Upadacitinib – Selective JAK1 Inhibitor for Inflammatory Diseases
Upadacitinib is a selective and reversible Janus kinase (JAK) inhibitor, belonging to a new generation of targeted oral medications for the treatment of systemic immune-inflammatory diseases. Unlike the first JAK inhibitors, upadacitinib possesses significantly higher selectivity for the JAK1 subtype compared to JAK2, JAK3, and TYK2. This selectivity allows it to effectively block the signaling pathways of key pro-inflammatory cytokines (such as interleukins IL-2, IL-6, IL-7, IL-15, and interferon gamma) while maintaining less impact on hematopoiesis regulated via other Janus kinases.

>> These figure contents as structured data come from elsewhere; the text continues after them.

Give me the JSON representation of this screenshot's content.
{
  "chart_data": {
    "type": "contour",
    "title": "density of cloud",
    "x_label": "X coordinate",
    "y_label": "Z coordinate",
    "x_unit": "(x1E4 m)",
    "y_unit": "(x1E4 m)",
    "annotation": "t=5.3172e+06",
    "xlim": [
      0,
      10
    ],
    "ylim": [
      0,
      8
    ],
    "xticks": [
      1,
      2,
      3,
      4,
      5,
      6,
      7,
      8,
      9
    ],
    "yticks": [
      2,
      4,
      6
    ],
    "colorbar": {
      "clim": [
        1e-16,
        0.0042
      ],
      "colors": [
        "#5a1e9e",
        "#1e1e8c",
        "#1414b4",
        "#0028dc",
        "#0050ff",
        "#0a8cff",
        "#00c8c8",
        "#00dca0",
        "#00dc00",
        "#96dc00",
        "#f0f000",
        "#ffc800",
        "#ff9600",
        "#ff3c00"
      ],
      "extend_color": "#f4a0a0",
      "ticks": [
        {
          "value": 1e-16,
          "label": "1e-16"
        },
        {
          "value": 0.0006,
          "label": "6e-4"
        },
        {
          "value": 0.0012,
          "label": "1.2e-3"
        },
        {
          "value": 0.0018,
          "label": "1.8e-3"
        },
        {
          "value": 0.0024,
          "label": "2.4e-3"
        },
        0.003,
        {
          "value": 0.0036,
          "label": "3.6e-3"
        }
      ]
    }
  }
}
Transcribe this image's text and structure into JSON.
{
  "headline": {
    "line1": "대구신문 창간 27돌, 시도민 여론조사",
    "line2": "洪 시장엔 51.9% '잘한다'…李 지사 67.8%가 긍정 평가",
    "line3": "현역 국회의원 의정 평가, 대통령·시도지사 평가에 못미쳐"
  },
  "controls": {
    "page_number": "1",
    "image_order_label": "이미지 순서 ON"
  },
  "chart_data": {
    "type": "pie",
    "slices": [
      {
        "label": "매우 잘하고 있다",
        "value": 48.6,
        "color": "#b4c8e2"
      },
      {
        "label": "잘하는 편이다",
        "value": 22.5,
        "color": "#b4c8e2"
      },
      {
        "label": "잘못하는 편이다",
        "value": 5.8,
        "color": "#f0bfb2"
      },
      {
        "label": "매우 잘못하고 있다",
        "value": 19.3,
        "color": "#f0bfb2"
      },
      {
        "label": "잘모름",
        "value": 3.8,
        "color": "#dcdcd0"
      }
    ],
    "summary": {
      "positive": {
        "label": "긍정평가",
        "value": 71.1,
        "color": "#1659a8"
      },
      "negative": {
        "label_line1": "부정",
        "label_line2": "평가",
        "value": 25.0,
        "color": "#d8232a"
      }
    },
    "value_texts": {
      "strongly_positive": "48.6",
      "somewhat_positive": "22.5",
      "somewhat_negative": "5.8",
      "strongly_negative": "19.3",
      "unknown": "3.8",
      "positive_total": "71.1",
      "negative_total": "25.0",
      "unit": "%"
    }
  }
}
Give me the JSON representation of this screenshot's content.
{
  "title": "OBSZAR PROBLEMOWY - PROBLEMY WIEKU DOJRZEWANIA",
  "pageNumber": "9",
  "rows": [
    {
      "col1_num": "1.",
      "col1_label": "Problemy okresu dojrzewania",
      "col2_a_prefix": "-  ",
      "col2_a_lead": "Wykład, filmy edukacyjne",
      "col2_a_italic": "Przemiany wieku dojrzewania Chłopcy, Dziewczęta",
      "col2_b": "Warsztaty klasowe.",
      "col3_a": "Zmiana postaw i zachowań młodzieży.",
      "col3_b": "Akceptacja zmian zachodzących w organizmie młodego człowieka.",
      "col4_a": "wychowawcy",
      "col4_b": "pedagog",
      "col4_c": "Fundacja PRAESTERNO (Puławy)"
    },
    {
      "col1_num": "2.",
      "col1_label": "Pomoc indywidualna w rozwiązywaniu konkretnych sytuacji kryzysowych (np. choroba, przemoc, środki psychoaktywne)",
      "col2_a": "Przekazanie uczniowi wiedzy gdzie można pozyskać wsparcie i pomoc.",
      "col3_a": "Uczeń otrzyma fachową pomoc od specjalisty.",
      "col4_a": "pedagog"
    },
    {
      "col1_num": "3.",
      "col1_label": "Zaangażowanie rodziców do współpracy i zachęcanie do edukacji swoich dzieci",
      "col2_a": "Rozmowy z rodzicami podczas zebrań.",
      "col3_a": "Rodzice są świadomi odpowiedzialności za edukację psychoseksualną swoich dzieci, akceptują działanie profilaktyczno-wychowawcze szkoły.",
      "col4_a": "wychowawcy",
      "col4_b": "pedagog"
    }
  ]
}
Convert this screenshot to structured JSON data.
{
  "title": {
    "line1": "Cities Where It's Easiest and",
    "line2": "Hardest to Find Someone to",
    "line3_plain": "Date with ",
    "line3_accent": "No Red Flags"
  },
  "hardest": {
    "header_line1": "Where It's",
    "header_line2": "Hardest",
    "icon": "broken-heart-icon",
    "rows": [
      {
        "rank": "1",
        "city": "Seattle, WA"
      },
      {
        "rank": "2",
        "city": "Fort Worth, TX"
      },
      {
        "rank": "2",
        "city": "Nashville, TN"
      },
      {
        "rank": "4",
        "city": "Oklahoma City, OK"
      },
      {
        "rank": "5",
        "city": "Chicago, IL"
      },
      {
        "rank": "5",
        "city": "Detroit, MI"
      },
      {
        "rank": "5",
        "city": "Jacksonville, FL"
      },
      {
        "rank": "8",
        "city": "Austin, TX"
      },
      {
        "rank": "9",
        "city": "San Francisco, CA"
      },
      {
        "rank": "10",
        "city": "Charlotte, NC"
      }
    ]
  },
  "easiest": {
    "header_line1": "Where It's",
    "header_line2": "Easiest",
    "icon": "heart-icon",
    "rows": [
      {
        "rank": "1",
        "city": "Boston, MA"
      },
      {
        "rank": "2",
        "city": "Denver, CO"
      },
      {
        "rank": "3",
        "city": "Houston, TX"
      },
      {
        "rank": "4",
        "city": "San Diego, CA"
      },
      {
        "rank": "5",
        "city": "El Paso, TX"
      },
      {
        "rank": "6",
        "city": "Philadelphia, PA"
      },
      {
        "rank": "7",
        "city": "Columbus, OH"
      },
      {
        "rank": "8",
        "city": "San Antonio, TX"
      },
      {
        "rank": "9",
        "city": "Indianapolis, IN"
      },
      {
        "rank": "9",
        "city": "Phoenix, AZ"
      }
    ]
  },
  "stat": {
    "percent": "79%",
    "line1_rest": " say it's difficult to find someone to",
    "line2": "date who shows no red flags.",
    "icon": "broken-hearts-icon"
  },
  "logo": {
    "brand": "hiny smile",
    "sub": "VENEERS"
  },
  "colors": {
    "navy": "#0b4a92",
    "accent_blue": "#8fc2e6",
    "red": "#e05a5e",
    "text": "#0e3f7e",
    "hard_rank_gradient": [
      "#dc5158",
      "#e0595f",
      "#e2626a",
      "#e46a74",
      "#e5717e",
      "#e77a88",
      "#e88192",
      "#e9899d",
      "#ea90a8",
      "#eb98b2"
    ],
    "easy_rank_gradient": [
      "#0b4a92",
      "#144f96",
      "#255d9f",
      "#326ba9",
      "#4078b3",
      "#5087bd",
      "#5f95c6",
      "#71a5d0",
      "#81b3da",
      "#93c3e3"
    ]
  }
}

The mechanism of action of the drug involves interrupting the JAK-STAT signaling cascade within cells, leading to the suppression of the hyperactive immune response that causes tissue damage in rheumatoid arthritis, atopic dermatitis, and ulcerative colitis. Upadacitinib has demonstrated superiority over many biological agents (including TNF inhibitors) in clinical trials, providing rapid reduction in disease activity and achievement of clinical remission. Due to its oral formulation and extended-release tablet technology, the drug maintains a stable therapeutic concentration in the blood with once-daily dosing. This makes it an important alternative to injectable therapy for patients who have not achieved an adequate response to standard baseline drugs.
The drug is taken orally once daily. Before starting and during therapy, monitoring of blood laboratory parameters and screening for latent infections, such as tuberculosis, are necessary.
Indications
Upadacitinib is indicated for the treatment of adult and adolescent patients with the following immune-mediated diseases:
- Rheumatoid Arthritis: moderate to severe when there is an insufficient response or intolerance to methotrexate or other DMARDs.
- Atopic Dermatitis: moderate to severe in adults and children 12 years and older who are candidates for systemic therapy.
- Psoriatic Arthritis: active disease in adult patients.
- Ankylosing Spondylitis: active disease when standard therapy has failed.
- Ulcerative Colitis and Crohn’s Disease: moderate to severe forms in case of failure of standard treatment or biological therapy.
Dosage and administration
The dosage of upadacitinib depends on the specific diagnosis and the patient's individual response to treatment.
- Standard Dose: for most types of arthritis, it is 15 mg once daily.
- Atopic Dermatitis and Colitis: the starting dose may be 30 mg or 45 mg per day (induction phase), followed by a transition to a maintenance dose of 15 mg or 30 mg.
- Administration Method: the tablet is swallowed whole, regardless of food intake. Tablets must not be crushed, broken, or chewed due to the extended-release technology.
- Missed Dose: if a dose is missed, it should be taken as soon as possible if more than 10 hours remain until the next scheduled dose.
- Special Groups: for patients over 65 and individuals with severe renal impairment, minimum effective doses (15 mg) are recommended.